The water network in C/Aire has to be changed before Galasa accepts the deal, at an unspecified cost. No project plan has been promoted.
The whole thing is a bit of political “I’ve got you over a barrel” for the town, which is being forced into an unrealistic debt repayment plan and basically gets nothing in return other than vague promises. But the provincial council (Diputacíon) is desperate to get the Turre problem sorted for Galasa, which is a bankrupt public company.
There has been no attempt to negotiate any capital investment to improve the water supply, and the council has waived its rights to continue capping prices for water, meaning we’re likely to see hefty price raises later this year if the whispered Galasa reorganisation goes ahead.
It also rather goes back on Mayor Martin’s promise to hold a referendum before doing this, or at least consult the people..
Alternate plans by which the town buys water from Codeur – a much better quality of actual drinking water instead of the over-priced crud from Galasa – have been torpedoed without looking too closely at them.
I’m also told that since the council employs people for the water network, and can’t fire them because Arturo made them fixed, they’ll have to find bunny work for them elsewhere without saving on the employment side.
No real attempt has ever been made to run the water system properly in the town, and it’s gone to rack and ruin.
I’ve always been a proponent of following the Vera system – set up an independent organisation from the council to run the water in the town. Source your own water from the hills whilst buying any additional water you need from the cheapest source (Galasa, Codeur and Acuamed are all nearby), make sure the profits are ring-fenced and re-invest them into capital infrastructure improvements. Within a decade you’d have fresh drinking water and a new pipe system for the town, whilst providing employment.
Galasa has over 22 million in debt, far exceeding state debt-to-asset rules for public companies. It’s quietly being wound up in the background (it was legally required to be dissolved last year according to state laws but nobody seems to angry about this) and will be replaced by a new public company, which likewise will be run into the ground by our magnificent local public administrators.

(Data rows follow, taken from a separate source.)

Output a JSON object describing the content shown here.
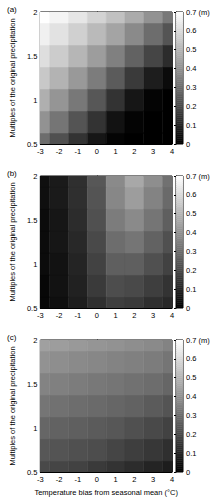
{
  "chart_data": [
    {
      "type": "heatmap",
      "title": "(a)",
      "ylabel": "Multiples of the original precipitation",
      "x": [
        -3,
        -2,
        -1,
        0,
        1,
        2,
        3,
        4
      ],
      "y": [
        0.5,
        0.75,
        1,
        1.25,
        1.5,
        1.75,
        2
      ],
      "z": [
        [
          0.3,
          0.22,
          0.14,
          0.06,
          0.01,
          0,
          0,
          0
        ],
        [
          0.4,
          0.32,
          0.23,
          0.14,
          0.05,
          0.01,
          0,
          0
        ],
        [
          0.48,
          0.41,
          0.33,
          0.24,
          0.14,
          0.06,
          0.01,
          0
        ],
        [
          0.55,
          0.49,
          0.42,
          0.34,
          0.25,
          0.16,
          0.08,
          0.03
        ],
        [
          0.61,
          0.56,
          0.5,
          0.43,
          0.35,
          0.27,
          0.19,
          0.12
        ],
        [
          0.66,
          0.62,
          0.57,
          0.51,
          0.45,
          0.38,
          0.3,
          0.23
        ],
        [
          0.7,
          0.67,
          0.63,
          0.58,
          0.53,
          0.47,
          0.4,
          0.33
        ]
      ],
      "xlim": [
        -3,
        4
      ],
      "xticks": [
        -3,
        -2,
        -1,
        0,
        1,
        2,
        3,
        4
      ],
      "ylim": [
        0.5,
        2
      ],
      "yticks": [
        0.5,
        1,
        1.5,
        2
      ],
      "colorbar": {
        "range": [
          0,
          0.7
        ],
        "colors": [
          "#000000",
          "#ffffff"
        ],
        "ticks": [
          0,
          0.1,
          0.2,
          0.3,
          0.4,
          0.5,
          0.6,
          {
            "value": 0.7,
            "label": "0.7 (m)"
          }
        ]
      }
    },
    {
      "type": "heatmap",
      "title": "(b)",
      "ylabel": "Multiples of the original precipitation",
      "x": [
        -3,
        -2,
        -1,
        0,
        1,
        2,
        3,
        4
      ],
      "y": [
        0.5,
        0.75,
        1,
        1.25,
        1.5,
        1.75,
        2
      ],
      "z": [
        [
          0.02,
          0.04,
          0.08,
          0.13,
          0.17,
          0.16,
          0.13,
          0.11
        ],
        [
          0.02,
          0.05,
          0.09,
          0.16,
          0.21,
          0.2,
          0.17,
          0.14
        ],
        [
          0.03,
          0.05,
          0.1,
          0.18,
          0.26,
          0.26,
          0.22,
          0.18
        ],
        [
          0.03,
          0.06,
          0.11,
          0.2,
          0.3,
          0.32,
          0.27,
          0.22
        ],
        [
          0.03,
          0.06,
          0.12,
          0.22,
          0.34,
          0.38,
          0.32,
          0.26
        ],
        [
          0.04,
          0.07,
          0.13,
          0.23,
          0.37,
          0.43,
          0.36,
          0.29
        ],
        [
          0.04,
          0.07,
          0.13,
          0.24,
          0.38,
          0.46,
          0.39,
          0.31
        ]
      ],
      "xlim": [
        -3,
        4
      ],
      "xticks": [
        -3,
        -2,
        -1,
        0,
        1,
        2,
        3,
        4
      ],
      "ylim": [
        0.5,
        2
      ],
      "yticks": [
        0.5,
        1,
        1.5,
        2
      ],
      "colorbar": {
        "range": [
          0,
          0.7
        ],
        "colors": [
          "#000000",
          "#ffffff"
        ],
        "ticks": [
          0,
          0.1,
          0.2,
          0.3,
          0.4,
          0.5,
          0.6,
          {
            "value": 0.7,
            "label": "0.7 (m)"
          }
        ]
      }
    },
    {
      "type": "heatmap",
      "title": "(c)",
      "ylabel": "Multiples of the original precipitation",
      "xlabel": "Temperature bias from seasonal mean (°C)",
      "x": [
        -3,
        -2,
        -1,
        0,
        1,
        2,
        3,
        4
      ],
      "y": [
        0.5,
        0.75,
        1,
        1.25,
        1.5,
        1.75,
        2
      ],
      "z": [
        [
          0.2,
          0.19,
          0.18,
          0.16,
          0.14,
          0.12,
          0.1,
          0.08
        ],
        [
          0.24,
          0.23,
          0.22,
          0.21,
          0.19,
          0.17,
          0.15,
          0.13
        ],
        [
          0.28,
          0.27,
          0.26,
          0.25,
          0.24,
          0.22,
          0.2,
          0.18
        ],
        [
          0.32,
          0.31,
          0.3,
          0.29,
          0.28,
          0.27,
          0.25,
          0.23
        ],
        [
          0.36,
          0.35,
          0.34,
          0.33,
          0.32,
          0.31,
          0.3,
          0.28
        ],
        [
          0.4,
          0.39,
          0.38,
          0.37,
          0.36,
          0.35,
          0.34,
          0.32
        ],
        [
          0.44,
          0.43,
          0.42,
          0.41,
          0.4,
          0.39,
          0.38,
          0.36
        ]
      ],
      "xlim": [
        -3,
        4
      ],
      "xticks": [
        -3,
        -2,
        -1,
        0,
        1,
        2,
        3,
        4
      ],
      "ylim": [
        0.5,
        2
      ],
      "yticks": [
        0.5,
        1,
        1.5,
        2
      ],
      "colorbar": {
        "range": [
          0,
          0.7
        ],
        "colors": [
          "#000000",
          "#ffffff"
        ],
        "ticks": [
          0,
          0.1,
          0.2,
          0.3,
          0.4,
          0.5,
          0.6,
          {
            "value": 0.7,
            "label": "0.7 (m)"
          }
        ]
      }
    }
  ]
}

In short. the council removes a headache they don’t know how to deal with, the Diputación gets what they want, and the residents get shafted yet again.
The real problem is that the town is bankrupt and has been using the money from the water system to pay salaries. So no investment has been made in the system, and only about 60% of the water it buys from Galasa is ever sold on. The rest is lost through leaks and illegal taps into the system. And Galasa hasn’t been paid for years.

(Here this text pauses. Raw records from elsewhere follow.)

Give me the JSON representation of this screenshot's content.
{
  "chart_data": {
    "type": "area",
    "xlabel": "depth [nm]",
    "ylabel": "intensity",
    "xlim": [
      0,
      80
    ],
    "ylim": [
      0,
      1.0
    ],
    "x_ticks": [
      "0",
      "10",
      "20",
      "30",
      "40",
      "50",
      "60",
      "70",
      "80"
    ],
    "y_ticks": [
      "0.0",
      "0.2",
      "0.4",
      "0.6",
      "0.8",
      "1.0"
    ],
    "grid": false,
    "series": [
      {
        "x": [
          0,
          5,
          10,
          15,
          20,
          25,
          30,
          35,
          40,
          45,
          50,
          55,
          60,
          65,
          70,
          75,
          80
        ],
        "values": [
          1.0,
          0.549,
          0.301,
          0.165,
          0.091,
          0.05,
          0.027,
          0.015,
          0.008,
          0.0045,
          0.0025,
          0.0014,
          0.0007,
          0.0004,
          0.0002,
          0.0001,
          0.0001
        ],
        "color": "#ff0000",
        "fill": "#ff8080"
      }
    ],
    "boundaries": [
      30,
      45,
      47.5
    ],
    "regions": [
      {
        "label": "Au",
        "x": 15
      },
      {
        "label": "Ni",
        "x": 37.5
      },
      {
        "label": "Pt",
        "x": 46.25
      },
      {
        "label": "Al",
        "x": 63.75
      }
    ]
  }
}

But there’s no need to lock the council into a €6,000 a month repayment scheme – the debt is recognised so the town should be paying whatever it can afford every month, not a set amount which, in some months, the town just doesn’t have. This repayment scheme is just going to make the bankruptcy situation worse. It’s all public money anyway, so nobody really cares – Galasa can’t cut off the water supply!
And there’s been no attempt to make people stealing the water pay for it, fix the main leaks or improve the general running of the water system.
So – it’s a short term, rushed bodge in my humble little opinion.